‘Realidade é a mesma de países em guerra, mas aqui no Rio é execução’

    Moradora do Complexo da Maré conta como a comunidade da zona norte do Rio tem vivido rotina de tensão e indignação dois dias depois da operação policial que deixou 8 pessoas mortas

    Um dos tiros da operação policial que deixou 8 pessoas mortas na Maré | Foto: Redes da Maré

    Nos últimos dias, o Complexo de Favelas da Maré, na zona norte do Rio de Janeiro, tem vivido sob um clima de tensão em decorrência de uma operação policial na última segunda-feira (6/5). De acordo com informações levantadas pela Redes da Maré, uma ação envolvendo o helicóptero da Polícia Civil, usado como plataforma de tiros, aterrorizou os moradores do Conjunto Esperança, Salsa & Merengue, Vila do Pinheiro e Vila do João. Na ação, 8 pessoas foram mortas e 3 ficaram feridas, entre elas uma criança.

    Em entrevista à Ponte, a assistente social Dayana Gusmão, moradora do Complexo da Maré e integrante da Coletiva Resistência Lesbi de Favelas, contou como está o clima no local. “Aqui tá foda. A gente tem um governador maluco com tara em atirar na cabeça de favelado. Na última operação na Maré foram 8 mortos, na anterior, há 15 dias, foram 4 e por aí vai. Não dá nem tempo de a gente acolher as famílias das vítimas com qualidade. Parece chorumela quando a gente fala nos lugares, mas a realidade do Rio tá terrível, digna de países em guerra, com a diferença que aqui não é guerra. É execução. A viabilidade midiática de boa qualidade é nossa melhor arma”, desabafa Dayana.

    Gusmão acredita que as operações não vão acabar enquanto o governo for o mesmo. “É a lógica desse Estado. Temos um governador que publicamente diz que a ordem é matar. Ele se sente socialmente autorizado a dizer isso porque infelizmente a favela é um quilombo urbano que historicamente é alvo de ataques. Mas com certeza vai ter resistência sempre”, afirma.

    Segundo moradores, os policiais da Decod (Delegacia de Combate às Drogas) chegaram por volta das 11h do dia 6/5, com três carros blindados, conhecidos como caveirão, e um helicóptero disparando no horário que as crianças saem da escola.
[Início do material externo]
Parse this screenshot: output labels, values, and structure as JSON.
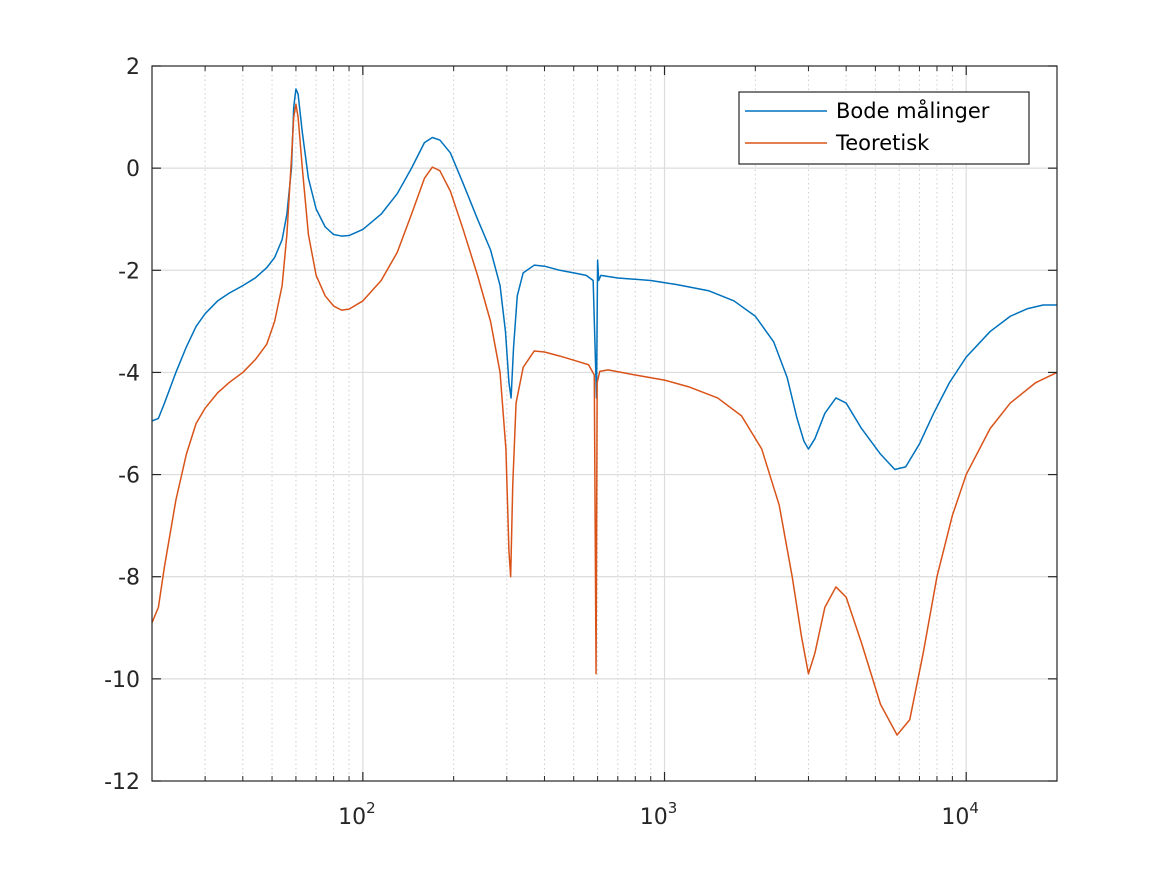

    Segundo a assessoria da Polícia Civil o objetivo da operação era prender o traficante 3N. Além das 8 mortes, duas pessoas foram presas e 7 fuzis apreendidos. Vídeo divulgado pela página Maré Vive mostra helicóptero sendo usado como plataforma de tiro.

    Em um áudio que circulou pelo WhatsApp, uma moradora suplica, com total desespero, por orações e alerta para o risco que estão correndo os estudantes, liberados mesmo “com tanto tiro”. Não é para menos. Em junho do ano passado, também na Maré, o estudante Marcus Vinicius da Silva, 14 anos, foi morto quando saía da escola durante uma operação policial. A mãe de Marcus, Bruna, assumiu a luta por justiça no caso do filho e tem participado de protestos contra a violência de Estado pelo país.

    Um vídeo recebido pela Ponte mostra um momento de desespero enquanto tiros eram disparados na Maré. “Meu deus, o que é isso? Vai matar todo mundo ali. Meu deus”, diz uma moradora enquanto grava sua janela.

    A operação na Maré acontece quatro dias depois de uma ação em Angra dos Reis, Costa Verde, em que o governador do Rio Wilson Witzel (PSC) estava em um helicóptero ao lado da Core (Coordenadoria de Recurso Especiais), da Polícia Civil, que, segundo informações d’O Globo, realizou dezenas de disparos contra civis no último sábado (4/5).

    O número de mortes e violações de direitos humanos aumentou desde que Witzel assumiu o governo do estado. Só no primeiro trimestre de 2019, foram registrados 434 homicídios em decorrência de intervenção de agentes policiais, de acordo com dados do ISP (Instituto de Segurança Pública), órgão que mapeia as estatísticas oficiais do Estado.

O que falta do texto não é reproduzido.